2001-01-10 Thread Craig R. McClanahan

Jim Urban wrote:

 I am running Tomcat with Apache on NT.  I have a servlet context which
 contains three servlets and their supporting classes.  All the .class files
 have been "jared" and the .jar file placed in the web-inf/lib directory.  I
 have set up my web.xml file to find the servlets an pass them init params
 just fine.  I now need to limit access to the servlets to different groups
 of users.  How do I set this up?  Can someone please send me a sample of
 "security-constraint" section (is this where it gets done?) of a web.xml
 file?


The "examples" web application that comes with Tomcat has a security-constraint set
up on the path

http://localhost:8080/jsp/security/protected

which will trigger form-based login.  See "$TOMCAT_HOME/webapps/examples/web.xml".
The requirements (and another example) are found in the Servlet Specification, version
2.2, at http://java.sun.com/products/servlet/download.html.
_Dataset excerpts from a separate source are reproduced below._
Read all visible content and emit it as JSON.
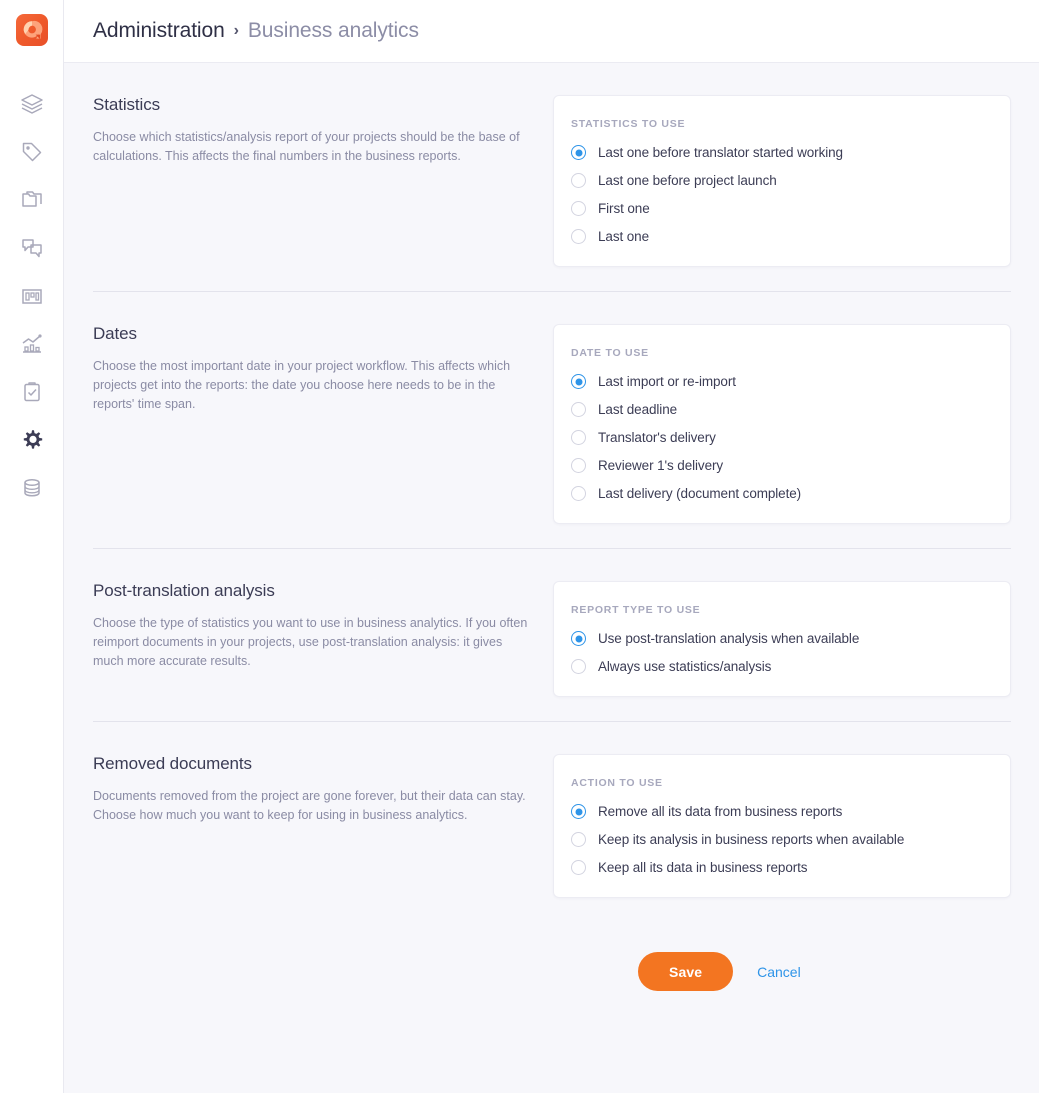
{
  "app": {
    "logo_name": "memoq-logo"
  },
  "breadcrumb": {
    "root": "Administration",
    "separator": "›",
    "leaf": "Business analytics"
  },
  "sidebar": {
    "items": [
      {
        "icon": "layers-icon",
        "label": "Layers",
        "active": false
      },
      {
        "icon": "tag-icon",
        "label": "Tags",
        "active": false
      },
      {
        "icon": "folders-icon",
        "label": "Projects",
        "active": false
      },
      {
        "icon": "chat-bubbles-icon",
        "label": "Communication",
        "active": false
      },
      {
        "icon": "bar-chart-icon",
        "label": "Resources",
        "active": false
      },
      {
        "icon": "analytics-icon",
        "label": "Business analytics",
        "active": false
      },
      {
        "icon": "clipboard-check-icon",
        "label": "Tasks",
        "active": false
      },
      {
        "icon": "gear-icon",
        "label": "Administration",
        "active": true
      },
      {
        "icon": "database-icon",
        "label": "Storage",
        "active": false
      }
    ]
  },
  "sections": [
    {
      "title": "Statistics",
      "description": "Choose which statistics/analysis report of your projects should be the base of calculations. This affects the final numbers in the business reports.",
      "panel_label": "STATISTICS TO USE",
      "options": [
        {
          "label": "Last one before translator started working",
          "checked": true
        },
        {
          "label": "Last one before project launch",
          "checked": false
        },
        {
          "label": "First one",
          "checked": false
        },
        {
          "label": "Last one",
          "checked": false
        }
      ]
    },
    {
      "title": "Dates",
      "description": "Choose the most important date in your project workflow. This affects which projects get into the reports: the date you choose here needs to be in the reports' time span.",
      "panel_label": "DATE TO USE",
      "options": [
        {
          "label": "Last import or re-import",
          "checked": true
        },
        {
          "label": "Last deadline",
          "checked": false
        },
        {
          "label": "Translator's delivery",
          "checked": false
        },
        {
          "label": "Reviewer 1's delivery",
          "checked": false
        },
        {
          "label": "Last delivery (document complete)",
          "checked": false
        }
      ]
    },
    {
      "title": "Post-translation analysis",
      "description": "Choose the type of statistics you want to use in business analytics. If you often reimport documents in your projects, use post-translation analysis: it gives much more accurate results.",
      "panel_label": "REPORT TYPE TO USE",
      "options": [
        {
          "label": "Use post-translation analysis when available",
          "checked": true
        },
        {
          "label": "Always use statistics/analysis",
          "checked": false
        }
      ]
    },
    {
      "title": "Removed documents",
      "description": "Documents removed from the project are gone forever, but their data can stay. Choose how much you want to keep for using in business analytics.",
      "panel_label": "ACTION TO USE",
      "options": [
        {
          "label": "Remove all its data from business reports",
          "checked": true
        },
        {
          "label": "Keep its analysis in business reports when available",
          "checked": false
        },
        {
          "label": "Keep all its data in business reports",
          "checked": false
        }
      ]
    }
  ],
  "footer": {
    "save_label": "Save",
    "cancel_label": "Cancel"
  },
  "colors": {
    "accent_orange": "#f37521",
    "accent_blue": "#2e94e8",
    "page_bg": "#f7f7fb",
    "panel_bg": "#ffffff",
    "text_dark": "#3c3d55",
    "text_muted": "#8a8ba4"
  }
}
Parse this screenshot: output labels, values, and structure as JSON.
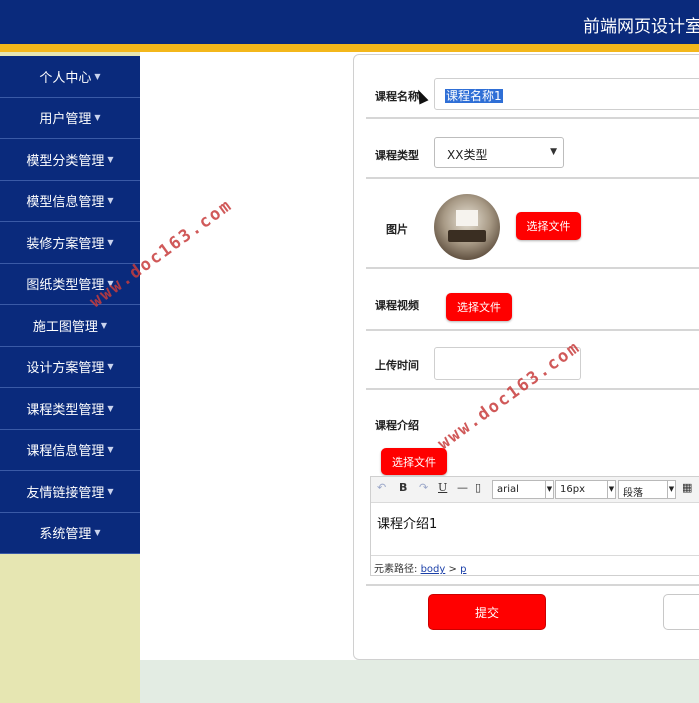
{
  "header": {
    "title": "前端网页设计室内"
  },
  "sidebar": {
    "items": [
      {
        "label": "个人中心"
      },
      {
        "label": "用户管理"
      },
      {
        "label": "模型分类管理"
      },
      {
        "label": "模型信息管理"
      },
      {
        "label": "装修方案管理"
      },
      {
        "label": "图纸类型管理"
      },
      {
        "label": "施工图管理"
      },
      {
        "label": "设计方案管理"
      },
      {
        "label": "课程类型管理"
      },
      {
        "label": "课程信息管理"
      },
      {
        "label": "友情链接管理"
      },
      {
        "label": "系统管理"
      }
    ]
  },
  "form": {
    "course_name_label": "课程名称",
    "course_name_value": "课程名称1",
    "course_type_label": "课程类型",
    "course_type_value": "XX类型",
    "image_label": "图片",
    "image_button": "选择文件",
    "video_label": "课程视频",
    "video_button": "选择文件",
    "upload_time_label": "上传时间",
    "upload_time_value": "",
    "intro_label": "课程介绍",
    "intro_button": "选择文件",
    "submit_label": "提交"
  },
  "editor": {
    "font_family": "arial",
    "font_size": "16px",
    "paragraph": "段落",
    "content": "课程介绍1",
    "path_label": "元素路径:",
    "path_body": "body",
    "path_sep": ">",
    "path_p": "p",
    "bold": "B",
    "underline": "U",
    "hr": "—"
  },
  "watermarks": [
    "www.doc163.com",
    "www.doc163.com"
  ],
  "colors": {
    "header_bg": "#0a2a7c",
    "stripe": "#f3b71b",
    "sidebar_bg": "#e6e6b2",
    "accent_button": "#ff0000"
  }
}
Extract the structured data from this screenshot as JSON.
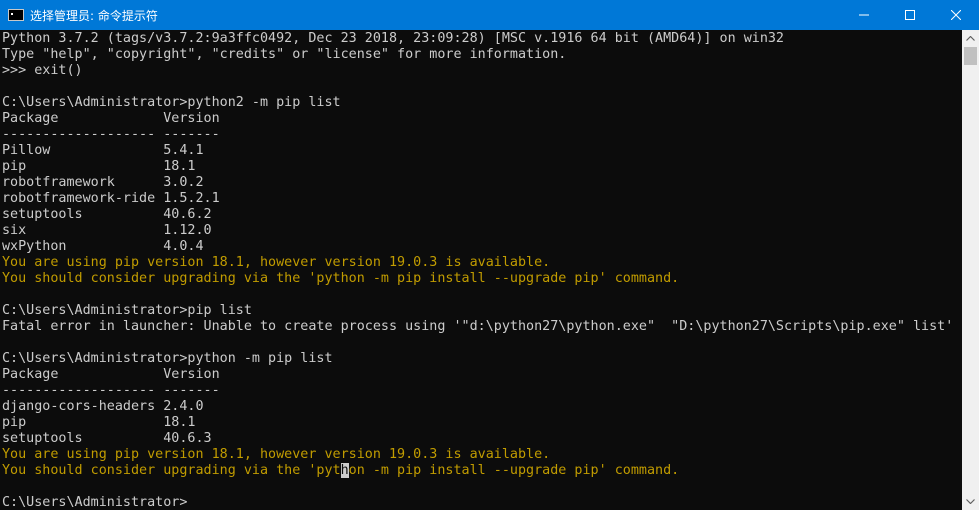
{
  "window": {
    "title": "选择管理员: 命令提示符"
  },
  "console": {
    "lines": [
      {
        "text": "Python 3.7.2 (tags/v3.7.2:9a3ffc0492, Dec 23 2018, 23:09:28) [MSC v.1916 64 bit (AMD64)] on win32",
        "style": "normal"
      },
      {
        "text": "Type \"help\", \"copyright\", \"credits\" or \"license\" for more information.",
        "style": "normal"
      },
      {
        "text": ">>> exit()",
        "style": "normal"
      },
      {
        "text": "",
        "style": "normal"
      },
      {
        "text": "C:\\Users\\Administrator>python2 -m pip list",
        "style": "normal"
      },
      {
        "text": "Package             Version",
        "style": "normal"
      },
      {
        "text": "------------------- -------",
        "style": "normal"
      },
      {
        "text": "Pillow              5.4.1",
        "style": "normal"
      },
      {
        "text": "pip                 18.1",
        "style": "normal"
      },
      {
        "text": "robotframework      3.0.2",
        "style": "normal"
      },
      {
        "text": "robotframework-ride 1.5.2.1",
        "style": "normal"
      },
      {
        "text": "setuptools          40.6.2",
        "style": "normal"
      },
      {
        "text": "six                 1.12.0",
        "style": "normal"
      },
      {
        "text": "wxPython            4.0.4",
        "style": "normal"
      },
      {
        "text": "You are using pip version 18.1, however version 19.0.3 is available.",
        "style": "warn"
      },
      {
        "text": "You should consider upgrading via the 'python -m pip install --upgrade pip' command.",
        "style": "warn"
      },
      {
        "text": "",
        "style": "normal"
      },
      {
        "text": "C:\\Users\\Administrator>pip list",
        "style": "normal"
      },
      {
        "text": "Fatal error in launcher: Unable to create process using '\"d:\\python27\\python.exe\"  \"D:\\python27\\Scripts\\pip.exe\" list'",
        "style": "normal"
      },
      {
        "text": "",
        "style": "normal"
      },
      {
        "text": "C:\\Users\\Administrator>python -m pip list",
        "style": "normal"
      },
      {
        "text": "Package             Version",
        "style": "normal"
      },
      {
        "text": "------------------- -------",
        "style": "normal"
      },
      {
        "text": "django-cors-headers 2.4.0",
        "style": "normal"
      },
      {
        "text": "pip                 18.1",
        "style": "normal"
      },
      {
        "text": "setuptools          40.6.3",
        "style": "normal"
      },
      {
        "text": "You are using pip version 18.1, however version 19.0.3 is available.",
        "style": "warn"
      },
      {
        "text": "You should consider upgrading via the 'python -m pip install --upgrade pip' command.",
        "style": "warn"
      },
      {
        "text": "",
        "style": "normal"
      },
      {
        "text": "C:\\Users\\Administrator>",
        "style": "normal"
      }
    ],
    "cursor": {
      "line": 27,
      "char": 42
    },
    "colors": {
      "background": "#0c0c0c",
      "foreground": "#cccccc",
      "warning": "#c19c00",
      "titlebar": "#0078d7"
    }
  }
}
For Tomcat, the default location for information describing users, passwords, and
roles is in a text file named $TOMCAT_HOME/conf/tomcat-users.xml.  It is also possible
to configure Tomcat to use a database for username lookups (using the JDBCRealm
class), or to write your own custom Realm implementation to look anywhere else.

NOTE:  If you are running Tomcat behind Apache in the usual fashion (i.e. having
Apache serve static resources), *only* the dynamic requests that are actually
forwarded to Tomcat will be protected by these constraints.